我以为他出事了。可我却在街角看见他,毫发无伤,笑得温柔,
正小心翼翼地牵起我闺蜜的手。那一刻,心脏的钝痛,远远盖过了手臂的锐痛。
也就在同一秒,一辆黑色的商务车在我面前急刹。车门拉开,
几个人粗暴地将一个身影推了出来。那人踉跄着摔在地上,黑色的衬衫被血浸透。
是陆哲的死对头,那个声名狼藉的江彻。他艰难地撑起身体,
而他那条无力垂落、呈现出诡异角度的右臂,与我感受到的剧痛,分毫不差。1.“阿哲,
你没事吧?”我冲过去的时候,脑子里一片空白。那阵剧痛来得太突然,像是有人拿着锤子,
对着我的右臂肱骨狠狠砸了下去。我疼得眼前发黑,冷汗瞬间浸透了后背的衬衫。
这种感觉我太熟悉了。这是陆哲又受伤了。我的体质很特殊,医学上无法解释。
我能百分之百同步感受到我挚爱之人的疼痛。上一次是牙痛,我疼得在床上打滚,
结果是他智齿发炎。上上次是胃痉挛,我痛到呕吐,是他陪客户喝多了酒。这一次,
是断骨之痛。我不敢想象他遭遇了什么。可当我穿过人群,终于看到陆哲时,
他正站在一家甜品店门口,姿态闲适。他甚至还有心情,
抬手拂去旁边女孩发梢上根本不存在的灰尘。那个女孩,是我的闺蜜,许安安。“云舒?
你怎么来了?”陆哲看到我,眼中闪过一丝不易察觉的慌乱。许安安更是像受惊的兔子,
立刻和他拉开了距离。“你的手……”我死死盯着他的右臂,那里被整洁的衬衫袖口包裹着,
看不出任何异样。“手?我手没事啊。”他活动了一下手臂,笑容有些僵硬,“你怎么了?
脸色这么白。”我没理他,径直走过去,一把抓住了他的手腕,撸起了他的袖子。光洁,
平滑。没有伤口,没有红肿,甚至连一点擦伤都没有。我的心,一寸寸沉了下去。
手臂上的剧痛还在持续,像一根坚硬的楔子,钉在我的骨头里。可这痛,不是来自陆哲。
那会是谁?我的大脑拒绝思考这个可怕的问题。“云舒,你弄疼我了。”陆哲皱着眉,
想把手抽回去。许安安在一旁小声地劝:“小舒,你是不是又犯病了?阿哲他好好的呢。
”她叫他阿哲。叫得那么亲密。我猛地转头看向她,她的脸上带着恰到好处的担忧,
眼神却躲躲闪闪。就在这时,一阵刺耳的刹车声自我身后响起。我下意识地回头。
一辆黑色的商务车停在路边,车门“哗啦”一声被拉开。一个人被从车上推了下来,
重重摔在地上。周围的路人发出一阵惊呼,纷纷避让。那人一身黑衣,
几乎要和地面融为一体,只有那张脸,白得惊人。是江彻。我们这个圈子里,
无人不知的混世魔王,陆哲的死对头。他似乎伤得很重,挣扎了好几下才勉强撑起上半身。
他抬起头,目光冷得像冰,扫过周围的人群。当他的视线和我对上时,我清晰地看到,
他那条无力垂下的右臂,软绵绵地耷拉着,呈现出一个诡异的、非人的角度。“轰”的一声。

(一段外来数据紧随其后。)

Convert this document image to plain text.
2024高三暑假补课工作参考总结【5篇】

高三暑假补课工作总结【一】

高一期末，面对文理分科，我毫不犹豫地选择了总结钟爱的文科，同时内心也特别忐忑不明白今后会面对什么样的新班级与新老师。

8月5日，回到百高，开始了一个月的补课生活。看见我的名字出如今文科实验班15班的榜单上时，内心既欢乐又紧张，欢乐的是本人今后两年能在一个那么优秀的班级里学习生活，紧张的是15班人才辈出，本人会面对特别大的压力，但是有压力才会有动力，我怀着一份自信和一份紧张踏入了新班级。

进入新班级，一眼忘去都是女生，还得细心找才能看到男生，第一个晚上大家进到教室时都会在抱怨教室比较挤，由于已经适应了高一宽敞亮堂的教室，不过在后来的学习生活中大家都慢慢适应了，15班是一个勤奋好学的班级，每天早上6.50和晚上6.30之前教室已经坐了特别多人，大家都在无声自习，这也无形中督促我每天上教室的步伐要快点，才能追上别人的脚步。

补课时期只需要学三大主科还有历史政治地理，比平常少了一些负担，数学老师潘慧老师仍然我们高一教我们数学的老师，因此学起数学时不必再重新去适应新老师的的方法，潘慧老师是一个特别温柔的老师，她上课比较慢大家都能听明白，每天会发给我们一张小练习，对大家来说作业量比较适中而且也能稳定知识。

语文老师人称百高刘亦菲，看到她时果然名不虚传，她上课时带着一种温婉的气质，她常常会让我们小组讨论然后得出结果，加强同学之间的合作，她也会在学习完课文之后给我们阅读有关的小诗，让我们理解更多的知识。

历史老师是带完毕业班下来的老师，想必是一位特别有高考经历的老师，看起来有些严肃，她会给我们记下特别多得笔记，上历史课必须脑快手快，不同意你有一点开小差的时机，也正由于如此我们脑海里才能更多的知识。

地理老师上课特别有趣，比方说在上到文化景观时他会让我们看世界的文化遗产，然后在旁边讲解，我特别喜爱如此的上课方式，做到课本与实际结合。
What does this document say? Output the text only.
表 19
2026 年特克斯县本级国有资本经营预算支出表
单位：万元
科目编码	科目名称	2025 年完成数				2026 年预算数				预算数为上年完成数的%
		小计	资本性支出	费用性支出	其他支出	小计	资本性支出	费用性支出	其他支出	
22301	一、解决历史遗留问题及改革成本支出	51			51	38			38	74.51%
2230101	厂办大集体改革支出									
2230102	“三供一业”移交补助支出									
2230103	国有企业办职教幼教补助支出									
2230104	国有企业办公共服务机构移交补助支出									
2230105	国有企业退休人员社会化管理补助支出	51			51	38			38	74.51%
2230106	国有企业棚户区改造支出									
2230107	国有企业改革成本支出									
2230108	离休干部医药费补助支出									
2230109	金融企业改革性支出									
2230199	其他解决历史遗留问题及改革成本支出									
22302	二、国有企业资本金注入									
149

我脑子里的某根弦,彻底断了。2.手臂上的剧痛和眼前江彻的惨状,完美地重合在了一起。
一个我无论如何也不愿相信的念头,疯狂地涌了上来。我的痛感共情……对象是他?
怎么可能!我爱的人是陆哲,是那个会在下雨天给我送伞,在我生理期给我煮红糖水,
会温柔地叫我“舒舒”的陆哲。江彻算什么?他不过是个人人唾弃的私生子,
靠着不正当的手段抢夺家产,行事乖张,暴戾成性。我和他之间,
除了因为陆哲的关系有过几次不愉快的碰面,再无交集。我怎么会爱上这种人?“看什么呢?
一个上不得台面的东西,脏了你的眼。”陆哲的声音在我耳边响起,带着浓浓的鄙夷。
他顺着我的视线看过去,轻嗤一声,揽住我的肩膀想带我离开。“云舒,我们走吧,别理他。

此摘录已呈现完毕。